With the rapid rate of industrial and technological advancement across the world, a staggering amount of waste is generated by human activity every day, and much of this waste ends up polluting water bodies such as oceans, threatening marine life
Ocean pollution sources can be categorized into two; point source pollution and nonpoint source pollution.
Pollution that originates from a single source like an oil or chemical spill is known as point source pollution. This type of pollution usually has a very large impact on water bodies but luckily, they occur less often.
The other source of pollution (non-point source) is the biggest source of ocean pollution and it occurs as a result of overflow from many small sources. Some examples of non-point source pollution include; cars, trucks, boats, livestock ranches and septic tanks.
According to the National Oceanic and Atmospheric Administration, (U.S.A)
- Approximately 1.4 billion pounds of trash per year enters the ocean.
- Over one million seabirds are killed by ocean pollution each year.
- Three hundred thousand dolphins and porpoises die each year as a result of becoming entangled in discarded fishing nets, among other items and one hundred thousand sea mammals are killed in the ocean by pollution each year.
Oil spills are the fastest source of ocean deterioration and they are more harmful than trash and waste. It is interesting to know that only a handful of spills come from actual oil spills. Most occur as a result of drainage from land and this causes severe damage by changing the entire ecosystem of an affected area.
Besides oil spills, marine debris (plastic bags, bottles, etc.) is one big problem that is threatening the sustainability of our oceans. About 80% of debris in the Great Pacific Garbage Patch (a huge body of garbage in the Pacific Ocean), comes from land, according to United Nations estimates.
The evidence of pollution in our oceans is very obvious and it has been forecasted that by 2050, if necessary measures are not taken to curb ocean pollution, there will be more plastic than fish in the world’s oceans.
For this reason, a technology company called “The Ocean Cleanup” located in Netherlands invented a passive system to remove half the great pacific garbage patch in 5 years at a fraction of the cost.
Clearing the great pacific using conventional methods would take thousands of years and tens of billions to complete.
The Ocean Cleanup’s passive system is designed and developed to move with the currents just like the plastic, to catch it.

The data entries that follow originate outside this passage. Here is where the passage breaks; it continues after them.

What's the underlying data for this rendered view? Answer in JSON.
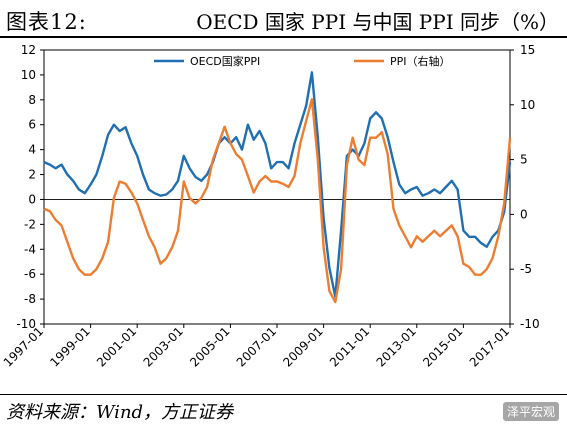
{
  "header": {
    "figure_number": "图表12:",
    "title": "OECD 国家 PPI 与中国 PPI 同步（%）"
  },
  "footer": {
    "source": "资料来源：Wind，方正证券",
    "watermark": "泽平宏观"
  },
  "chart_data": {
    "type": "line",
    "x": [
      "1997-01",
      "1997-04",
      "1997-07",
      "1997-10",
      "1998-01",
      "1998-04",
      "1998-07",
      "1998-10",
      "1999-01",
      "1999-04",
      "1999-07",
      "1999-10",
      "2000-01",
      "2000-04",
      "2000-07",
      "2000-10",
      "2001-01",
      "2001-04",
      "2001-07",
      "2001-10",
      "2002-01",
      "2002-04",
      "2002-07",
      "2002-10",
      "2003-01",
      "2003-04",
      "2003-07",
      "2003-10",
      "2004-01",
      "2004-04",
      "2004-07",
      "2004-10",
      "2005-01",
      "2005-04",
      "2005-07",
      "2005-10",
      "2006-01",
      "2006-04",
      "2006-07",
      "2006-10",
      "2007-01",
      "2007-04",
      "2007-07",
      "2007-10",
      "2008-01",
      "2008-04",
      "2008-07",
      "2008-10",
      "2009-01",
      "2009-04",
      "2009-07",
      "2009-10",
      "2010-01",
      "2010-04",
      "2010-07",
      "2010-10",
      "2011-01",
      "2011-04",
      "2011-07",
      "2011-10",
      "2012-01",
      "2012-04",
      "2012-07",
      "2012-10",
      "2013-01",
      "2013-04",
      "2013-07",
      "2013-10",
      "2014-01",
      "2014-04",
      "2014-07",
      "2014-10",
      "2015-01",
      "2015-04",
      "2015-07",
      "2015-10",
      "2016-01",
      "2016-04",
      "2016-07",
      "2016-10",
      "2017-01"
    ],
    "series": [
      {
        "name": "OECD国家PPI",
        "axis": "left",
        "color": "#1f6fb2",
        "values": [
          3.0,
          2.8,
          2.5,
          2.8,
          2.0,
          1.5,
          0.8,
          0.5,
          1.2,
          2.0,
          3.5,
          5.2,
          6.0,
          5.5,
          5.8,
          4.5,
          3.5,
          2.0,
          0.8,
          0.5,
          0.3,
          0.4,
          0.8,
          1.5,
          3.5,
          2.5,
          1.8,
          1.5,
          2.0,
          3.0,
          4.5,
          5.0,
          4.5,
          5.0,
          4.0,
          6.0,
          4.8,
          5.5,
          4.5,
          2.5,
          3.0,
          3.0,
          2.5,
          4.5,
          6.0,
          7.5,
          10.2,
          5.0,
          -1.5,
          -5.5,
          -7.8,
          -2.5,
          3.5,
          4.0,
          3.5,
          4.5,
          6.5,
          7.0,
          6.5,
          5.0,
          3.0,
          1.2,
          0.5,
          0.8,
          1.0,
          0.3,
          0.5,
          0.8,
          0.5,
          1.0,
          1.5,
          0.8,
          -2.5,
          -3.0,
          -3.0,
          -3.5,
          -3.8,
          -3.0,
          -2.5,
          -1.0,
          3.0
        ]
      },
      {
        "name": "PPI（右轴）",
        "axis": "right",
        "color": "#ed7d31",
        "values": [
          0.5,
          0.3,
          -0.5,
          -1.0,
          -2.5,
          -4.0,
          -5.0,
          -5.5,
          -5.5,
          -5.0,
          -4.0,
          -2.5,
          1.5,
          3.0,
          2.8,
          2.0,
          1.0,
          -0.5,
          -2.0,
          -3.0,
          -4.5,
          -4.0,
          -3.0,
          -1.5,
          3.0,
          1.5,
          1.0,
          1.5,
          2.5,
          5.0,
          6.5,
          8.0,
          6.5,
          5.5,
          5.0,
          3.5,
          2.0,
          3.0,
          3.5,
          3.0,
          3.0,
          2.8,
          2.5,
          3.5,
          6.5,
          8.5,
          10.5,
          5.0,
          -3.0,
          -7.0,
          -8.0,
          -5.0,
          4.5,
          7.0,
          5.0,
          4.5,
          7.0,
          7.0,
          7.5,
          5.5,
          0.5,
          -1.0,
          -2.0,
          -3.0,
          -2.0,
          -2.5,
          -2.0,
          -1.5,
          -2.0,
          -1.5,
          -1.0,
          -2.0,
          -4.5,
          -4.8,
          -5.5,
          -5.5,
          -5.0,
          -4.0,
          -2.0,
          1.0,
          7.0
        ]
      }
    ],
    "left_axis": {
      "range": [
        -10,
        12
      ],
      "ticks": [
        "-10",
        "-8",
        "-6",
        "-4",
        "-2",
        "0",
        "2",
        "4",
        "6",
        "8",
        "10",
        "12"
      ]
    },
    "right_axis": {
      "range": [
        -10,
        15
      ],
      "ticks": [
        "-10",
        "-5",
        "0",
        "5",
        "10",
        "15"
      ]
    },
    "x_ticks": [
      "1997-01",
      "1999-01",
      "2001-01",
      "2003-01",
      "2005-01",
      "2007-01",
      "2009-01",
      "2011-01",
      "2013-01",
      "2015-01",
      "2017-01"
    ],
    "legend_placement": "top"
  }
}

Photo Credit: www.theoceancleanup.com
The passive system comprises of;
- A Floater: The floater is a hard-walled pipe made from high density polythene and is around 1-2km in length. Its main purpose is to catch plastic together with a screen. The pipe is flexible enough to follow the ocean waves and maintain a U-shape.
- A Screen: The screen works hand-in-hand with the floater. It is made up of fiber-reinforced thermoplastic polyurethane (TPU) and can last on the sea for decades. Since most buoyant plastic mass is found within the top few meters of the ocean, it will be able to catch anything from 1cm plastic particles to large fishing nets.
- An Anchor: An anchor is suspended as deep as 600m so as to slow down the system by making it move slower than the plastic. External forces like waves, winds and currents also affect The Ocean Cleanup but the system automatically falls to areas of high plastic concentration in order to ensure a high cleanup rate.
- Shipping: Once the cleanup system is full, a support vessel that uses pumps and belts is used to convey absorbed materials back to land for recycling.
Imagine your next shoe or phone made from recycled plastic from the Ocean?
There are really no limits to what technology can do to help our environment become greener.
In the meantime, do your best to reduce your impact on the environment by practicing the 3 R’s of recycling : Reduce, Reuse and Recycle.